Une tendance très éloignée des efforts nécessaires pour que la France respecte son objectif d’atteindre la neutralité carbone à l’horizon 2050. D’ici 2030, elle s’est engagée à réduire ses émissions de 40 %. Or selon le HCC, le pays devrait doubler le rythme de baisse de ses émissions à environ -4,7 % par an sur la période 2022-2030 pour tenir compte des nouveaux objectifs européens qui visent une réduction nette d’« au moins 55 % » des émissions de gaz à effet de serre de l’UE d’ici 2030.

Néanmoins, Michel Colombier appelle à faire le tri entre les données conjoncturelles -avec les problèmes de corrosion des réacteurs nucléaires ainsi que le contexte énergétique mondial- et les tendances de fond. « On ne peut pas tirer de cette stagnation des conclusions sur notre capacité à atteindre les objectifs », dit-il.

Et de pointer tout de même des défis importants dans les domaines des transports et de l’énergie. Concernant ce dernier, il y a « urgence à ce qu’on développe les renouvelables parce qu’on a un parc nucléaire qui est fragile, dont on en est hyper dépendants » et qui pourrait encore réserver des mauvaises « surprises », remarque-t-il.
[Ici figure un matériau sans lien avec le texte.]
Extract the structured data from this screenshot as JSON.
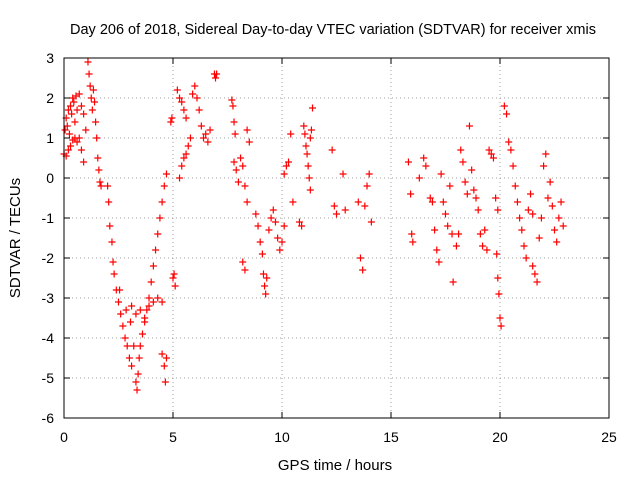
{
  "chart_data": {
    "type": "scatter",
    "title": "Day 206 of 2018, Sidereal Day-to-day VTEC variation (SDTVAR) for receiver xmis",
    "xlabel": "GPS time / hours",
    "ylabel": "SDTVAR / TECUs",
    "xlim": [
      0,
      25
    ],
    "ylim": [
      -6,
      3
    ],
    "x_ticks": [
      0,
      5,
      10,
      15,
      20,
      25
    ],
    "y_ticks": [
      -6,
      -5,
      -4,
      -3,
      -2,
      -1,
      0,
      1,
      2,
      3
    ],
    "x_tick_labels": [
      "0",
      "5",
      "10",
      "15",
      "20",
      "25"
    ],
    "y_tick_labels": [
      "-6",
      "-5",
      "-4",
      "-3",
      "-2",
      "-1",
      "0",
      "1",
      "2",
      "3"
    ],
    "grid": true,
    "marker": "+",
    "marker_color": "#ff0000",
    "series": [
      {
        "name": "SDTVAR",
        "points": [
          [
            0.0,
            0.6
          ],
          [
            0.05,
            1.2
          ],
          [
            0.1,
            1.5
          ],
          [
            0.15,
            1.3
          ],
          [
            0.2,
            1.7
          ],
          [
            0.25,
            1.1
          ],
          [
            0.3,
            1.8
          ],
          [
            0.35,
            1.6
          ],
          [
            0.4,
            2.0
          ],
          [
            0.45,
            1.9
          ],
          [
            0.5,
            1.4
          ],
          [
            0.55,
            2.05
          ],
          [
            0.6,
            1.7
          ],
          [
            0.7,
            2.1
          ],
          [
            0.8,
            1.8
          ],
          [
            0.9,
            1.6
          ],
          [
            1.0,
            1.2
          ],
          [
            0.1,
            0.55
          ],
          [
            0.2,
            0.7
          ],
          [
            0.3,
            0.8
          ],
          [
            0.4,
            0.95
          ],
          [
            0.5,
            1.0
          ],
          [
            0.6,
            0.9
          ],
          [
            0.7,
            1.0
          ],
          [
            0.8,
            0.7
          ],
          [
            0.9,
            0.4
          ],
          [
            1.1,
            2.9
          ],
          [
            1.15,
            2.6
          ],
          [
            1.2,
            2.3
          ],
          [
            1.25,
            2.0
          ],
          [
            1.3,
            1.7
          ],
          [
            1.35,
            2.2
          ],
          [
            1.4,
            1.9
          ],
          [
            1.45,
            1.4
          ],
          [
            1.5,
            1.0
          ],
          [
            1.55,
            0.5
          ],
          [
            1.6,
            0.2
          ],
          [
            1.65,
            -0.1
          ],
          [
            1.7,
            -0.2
          ],
          [
            2.0,
            -0.2
          ],
          [
            2.05,
            -0.6
          ],
          [
            2.1,
            -1.2
          ],
          [
            2.2,
            -1.6
          ],
          [
            2.25,
            -2.1
          ],
          [
            2.3,
            -2.4
          ],
          [
            2.4,
            -2.8
          ],
          [
            2.5,
            -3.1
          ],
          [
            2.55,
            -2.8
          ],
          [
            2.6,
            -3.4
          ],
          [
            2.7,
            -3.7
          ],
          [
            2.8,
            -4.0
          ],
          [
            2.85,
            -3.3
          ],
          [
            2.9,
            -4.2
          ],
          [
            3.0,
            -4.5
          ],
          [
            3.05,
            -3.6
          ],
          [
            3.1,
            -4.7
          ],
          [
            3.2,
            -4.2
          ],
          [
            3.3,
            -5.1
          ],
          [
            3.35,
            -5.3
          ],
          [
            3.4,
            -4.9
          ],
          [
            3.45,
            -4.5
          ],
          [
            3.5,
            -4.2
          ],
          [
            3.6,
            -3.9
          ],
          [
            3.7,
            -3.6
          ],
          [
            3.8,
            -3.3
          ],
          [
            3.9,
            -3.0
          ],
          [
            4.0,
            -2.6
          ],
          [
            4.1,
            -2.2
          ],
          [
            4.2,
            -1.8
          ],
          [
            4.3,
            -1.4
          ],
          [
            4.4,
            -1.0
          ],
          [
            4.5,
            -0.6
          ],
          [
            4.6,
            -0.2
          ],
          [
            4.7,
            0.1
          ],
          [
            3.1,
            -3.2
          ],
          [
            3.3,
            -3.4
          ],
          [
            3.5,
            -3.3
          ],
          [
            3.7,
            -3.5
          ],
          [
            3.9,
            -3.2
          ],
          [
            4.1,
            -3.1
          ],
          [
            4.3,
            -3.0
          ],
          [
            4.5,
            -3.1
          ],
          [
            4.5,
            -4.4
          ],
          [
            4.6,
            -4.7
          ],
          [
            4.65,
            -5.1
          ],
          [
            4.7,
            -4.5
          ],
          [
            4.9,
            1.4
          ],
          [
            4.95,
            1.5
          ],
          [
            5.0,
            -2.5
          ],
          [
            5.1,
            -2.7
          ],
          [
            5.05,
            -2.4
          ],
          [
            5.2,
            2.2
          ],
          [
            5.3,
            2.0
          ],
          [
            5.4,
            1.9
          ],
          [
            5.5,
            1.7
          ],
          [
            5.6,
            1.5
          ],
          [
            5.3,
            0.0
          ],
          [
            5.4,
            0.3
          ],
          [
            5.5,
            0.5
          ],
          [
            5.6,
            0.6
          ],
          [
            5.7,
            0.8
          ],
          [
            5.8,
            1.0
          ],
          [
            5.9,
            2.1
          ],
          [
            6.0,
            2.3
          ],
          [
            6.1,
            2.0
          ],
          [
            6.2,
            1.7
          ],
          [
            6.3,
            1.3
          ],
          [
            6.4,
            1.0
          ],
          [
            6.5,
            1.1
          ],
          [
            6.6,
            0.9
          ],
          [
            6.7,
            1.2
          ],
          [
            6.9,
            2.6
          ],
          [
            7.0,
            2.6
          ],
          [
            6.95,
            2.5
          ],
          [
            7.7,
            1.95
          ],
          [
            7.75,
            1.8
          ],
          [
            7.8,
            1.4
          ],
          [
            7.85,
            1.1
          ],
          [
            7.8,
            0.4
          ],
          [
            7.9,
            0.2
          ],
          [
            8.0,
            -0.1
          ],
          [
            8.1,
            0.5
          ],
          [
            8.2,
            0.3
          ],
          [
            8.3,
            -0.2
          ],
          [
            8.4,
            -0.6
          ],
          [
            8.2,
            -2.1
          ],
          [
            8.3,
            -2.3
          ],
          [
            8.4,
            1.2
          ],
          [
            8.5,
            0.9
          ],
          [
            8.8,
            -0.9
          ],
          [
            8.9,
            -1.2
          ],
          [
            9.0,
            -1.6
          ],
          [
            9.1,
            -1.9
          ],
          [
            9.15,
            -2.4
          ],
          [
            9.2,
            -2.7
          ],
          [
            9.25,
            -2.9
          ],
          [
            9.3,
            -2.5
          ],
          [
            9.4,
            -1.3
          ],
          [
            9.5,
            -1.0
          ],
          [
            9.6,
            -0.8
          ],
          [
            9.7,
            -1.1
          ],
          [
            9.8,
            -1.5
          ],
          [
            9.9,
            -1.8
          ],
          [
            10.0,
            -1.6
          ],
          [
            10.1,
            -1.2
          ],
          [
            10.1,
            0.1
          ],
          [
            10.2,
            0.3
          ],
          [
            10.3,
            0.4
          ],
          [
            10.4,
            1.1
          ],
          [
            10.5,
            -0.6
          ],
          [
            10.8,
            -1.1
          ],
          [
            10.9,
            -1.2
          ],
          [
            11.0,
            1.3
          ],
          [
            11.05,
            1.1
          ],
          [
            11.1,
            0.8
          ],
          [
            11.15,
            0.6
          ],
          [
            11.2,
            0.3
          ],
          [
            11.25,
            0.0
          ],
          [
            11.3,
            -0.3
          ],
          [
            11.35,
            1.2
          ],
          [
            11.4,
            1.75
          ],
          [
            11.3,
            1.0
          ],
          [
            12.3,
            0.7
          ],
          [
            12.4,
            -0.7
          ],
          [
            12.5,
            -0.9
          ],
          [
            12.8,
            0.1
          ],
          [
            12.9,
            -0.8
          ],
          [
            13.5,
            -0.6
          ],
          [
            13.6,
            -2.0
          ],
          [
            13.7,
            -2.3
          ],
          [
            13.8,
            -0.7
          ],
          [
            13.9,
            -0.2
          ],
          [
            14.0,
            0.1
          ],
          [
            14.1,
            -1.1
          ],
          [
            15.8,
            0.4
          ],
          [
            15.9,
            -0.4
          ],
          [
            15.95,
            -1.4
          ],
          [
            16.0,
            -1.6
          ],
          [
            16.3,
            0.0
          ],
          [
            16.5,
            0.5
          ],
          [
            16.6,
            0.3
          ],
          [
            16.8,
            -0.5
          ],
          [
            16.9,
            -0.6
          ],
          [
            17.0,
            -1.3
          ],
          [
            17.1,
            -1.8
          ],
          [
            17.2,
            -2.1
          ],
          [
            17.3,
            0.1
          ],
          [
            17.4,
            -0.6
          ],
          [
            17.5,
            -0.9
          ],
          [
            17.6,
            -1.2
          ],
          [
            17.7,
            -0.2
          ],
          [
            17.8,
            -1.4
          ],
          [
            17.85,
            -2.6
          ],
          [
            18.0,
            -1.7
          ],
          [
            18.1,
            -1.4
          ],
          [
            18.2,
            0.7
          ],
          [
            18.3,
            0.4
          ],
          [
            18.4,
            -0.1
          ],
          [
            18.5,
            -0.4
          ],
          [
            18.6,
            1.3
          ],
          [
            18.7,
            0.2
          ],
          [
            18.8,
            -0.3
          ],
          [
            18.9,
            -0.5
          ],
          [
            19.0,
            -0.8
          ],
          [
            19.1,
            -1.4
          ],
          [
            19.2,
            -1.7
          ],
          [
            19.3,
            -1.3
          ],
          [
            19.4,
            -1.8
          ],
          [
            19.5,
            0.7
          ],
          [
            19.6,
            0.6
          ],
          [
            19.7,
            0.5
          ],
          [
            19.8,
            -0.5
          ],
          [
            19.9,
            -0.8
          ],
          [
            19.9,
            -2.5
          ],
          [
            19.95,
            -2.9
          ],
          [
            20.0,
            -3.5
          ],
          [
            20.05,
            -3.7
          ],
          [
            19.85,
            -1.9
          ],
          [
            20.2,
            1.8
          ],
          [
            20.3,
            1.6
          ],
          [
            20.4,
            0.9
          ],
          [
            20.5,
            0.7
          ],
          [
            20.6,
            0.3
          ],
          [
            20.7,
            -0.2
          ],
          [
            20.8,
            -0.6
          ],
          [
            20.9,
            -1.0
          ],
          [
            21.0,
            -1.3
          ],
          [
            21.1,
            -1.7
          ],
          [
            21.2,
            -2.0
          ],
          [
            21.3,
            -0.8
          ],
          [
            21.4,
            -0.4
          ],
          [
            21.5,
            -0.9
          ],
          [
            21.5,
            -2.2
          ],
          [
            21.6,
            -2.4
          ],
          [
            21.7,
            -2.6
          ],
          [
            21.8,
            -1.5
          ],
          [
            21.9,
            -1.0
          ],
          [
            22.0,
            0.3
          ],
          [
            22.1,
            0.6
          ],
          [
            22.2,
            -0.5
          ],
          [
            22.3,
            -0.1
          ],
          [
            22.4,
            -0.7
          ],
          [
            22.5,
            -1.3
          ],
          [
            22.6,
            -1.6
          ],
          [
            22.7,
            -1.0
          ],
          [
            22.8,
            -0.6
          ],
          [
            22.9,
            -1.2
          ]
        ]
      }
    ]
  }
}
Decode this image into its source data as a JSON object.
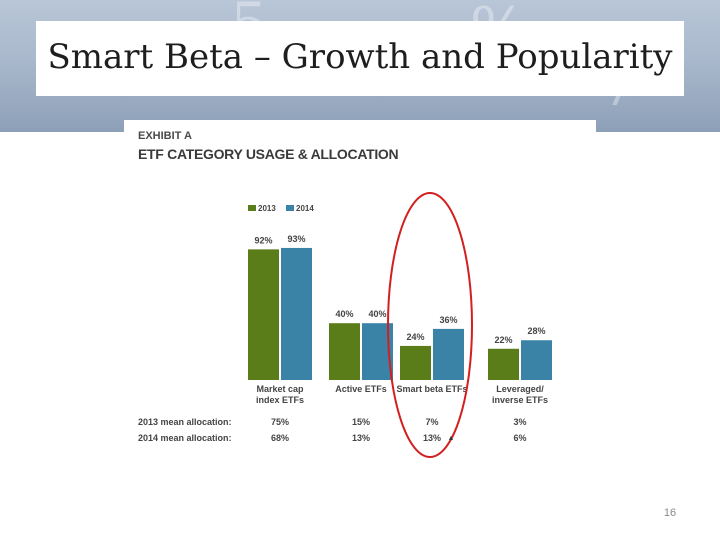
{
  "slide": {
    "title": "Smart Beta – Growth and Popularity",
    "page_number": "16"
  },
  "exhibit": {
    "label": "EXHIBIT A",
    "title": "ETF CATEGORY USAGE & ALLOCATION"
  },
  "colors": {
    "series_2013": "#5a7d1a",
    "series_2014": "#3a82a6",
    "highlight_circle": "#d21f1f"
  },
  "chart_data": {
    "type": "bar",
    "title": "ETF CATEGORY USAGE & ALLOCATION",
    "xlabel": "",
    "ylabel": "",
    "ylim": [
      0,
      100
    ],
    "legend": "top-left",
    "grid": false,
    "categories": [
      [
        "Market cap",
        "index ETFs"
      ],
      [
        "Active ETFs"
      ],
      [
        "Smart beta ETFs"
      ],
      [
        "Leveraged/",
        "inverse ETFs"
      ]
    ],
    "series": [
      {
        "name": "2013",
        "values": [
          92,
          40,
          24,
          22
        ],
        "labels": [
          "92%",
          "40%",
          "24%",
          "22%"
        ]
      },
      {
        "name": "2014",
        "values": [
          93,
          40,
          36,
          28
        ],
        "labels": [
          "93%",
          "40%",
          "36%",
          "28%"
        ]
      }
    ],
    "allocation_rows": [
      {
        "label": "2013 mean allocation:",
        "values": [
          "75%",
          "15%",
          "7%",
          "3%"
        ]
      },
      {
        "label": "2014 mean allocation:",
        "values": [
          "68%",
          "13%",
          "13%",
          "6%"
        ]
      }
    ],
    "annotations": [
      {
        "type": "circle",
        "category_index": 2
      },
      {
        "type": "arrow-up",
        "text": "▲",
        "row": 1,
        "category_index": 2
      }
    ]
  }
}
Jérémie Suissa quant à lui regrette l’absence de politique ambitieuse en matière de transports en commun ou d’énergies renouvelables et estime que « tout n’a pas été fait pour diminuer les émissions. » Tant et si bien que les ONG se déclarent désormais prêtes à retourner en justice en 2023 pour redemander des pénalités financières, estimant que l’État n’a pas assez agi. « L’étape suivante est de demander des astreintes pour une application réelle par l’État de la décision du juge », souligne le délégué de Notre affaire à tous.

« Le gouvernement est pleinement engagé pour tenir ses engagements climatiques », assure de son côté le ministère de la Transition énergétique, mettant en avant une série de mesures en faveur de la rénovation énergétique, de la sobriété, du vélo électrique, du covoiturage, ou encore la prochaine interdiction de location des passoires thermiques.